On 2 September 2017 at 14:57, Steve Cotton wrote:
| On Thu, Aug 10, 2017 at 12:03:06PM -0500, Dirk Eddelbuettel wrote:
| > But the whole point of my bug report, and write up, is that
| > 
| >    46
| > 
| > out of 516 package need a rebuild.
| > 
| > So I continue to argue [2] that we should rebuild these 46, not force all 
516.
| 
| If I may ask, "why?".

Because R 3.4.1 is blocked from entering testing.

"Our priorities are our users".

I personally do not care [1] but _I_ have been asked by R Core (as their
usual contact person for things Debian, which some of them use) why the
current R is still on in testing.

I am only trying to help...
 
| When you find yourself sending this to the debian-devel mailing
| list ...
| 
| > - I filed it on July 16.
| > - I followed up on July 29.
| > - I followed up on August 6.
| > - I answered a question on August 10.
| > - I followed up on August 19.
| > - I answered a question on August 26, and followed up on August 26.
| >
| > I am at wits end.
| > 
| > Dirk
| 
| ... please, consider the price it's having on your sanity.

An email every couple of weeks is nothing.
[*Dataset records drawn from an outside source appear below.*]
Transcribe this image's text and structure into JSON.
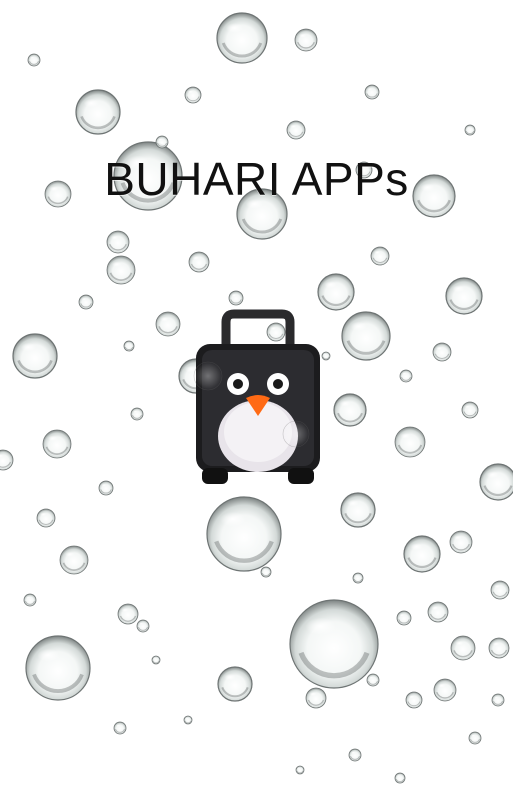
{
  "app": {
    "title": "BUHARI APPs"
  },
  "splash": {
    "background_color": "#ffffff",
    "logo_icon": "penguin-suitcase-icon",
    "background_icon": "water-droplets",
    "accent_colors": {
      "suitcase": "#1c1c1e",
      "beak": "#ff6a14",
      "belly": "#e8e4ea"
    }
  }
}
If you want to question my sanity,
look at my github commits, my CRAN uploads and my r-cran-* uploads. You'd
have a much better point.
| 
| It seems that the whole set of R packages is 0.5GB of binaries.
| By comparison, a minor bugfix in texlive-bin results in a 1GB
| download for anyone who's installed it from Unstable.

What's the point?  I am not talking about texlive. I am talking about a
perfectly modular problem that is solvable.

But I am done here it seems.  No point talking to windmills.

Dirk

[1] We have active backports at CRAN for the actual 'r-base' packages, and I
happen to install all of CRAN I use in /usr/local/lib/R/site-library to have
a faster update cadence.  So I *personally* do not care.  But I want my users
to have it in testing if they want it.  Seemingly we can't have that.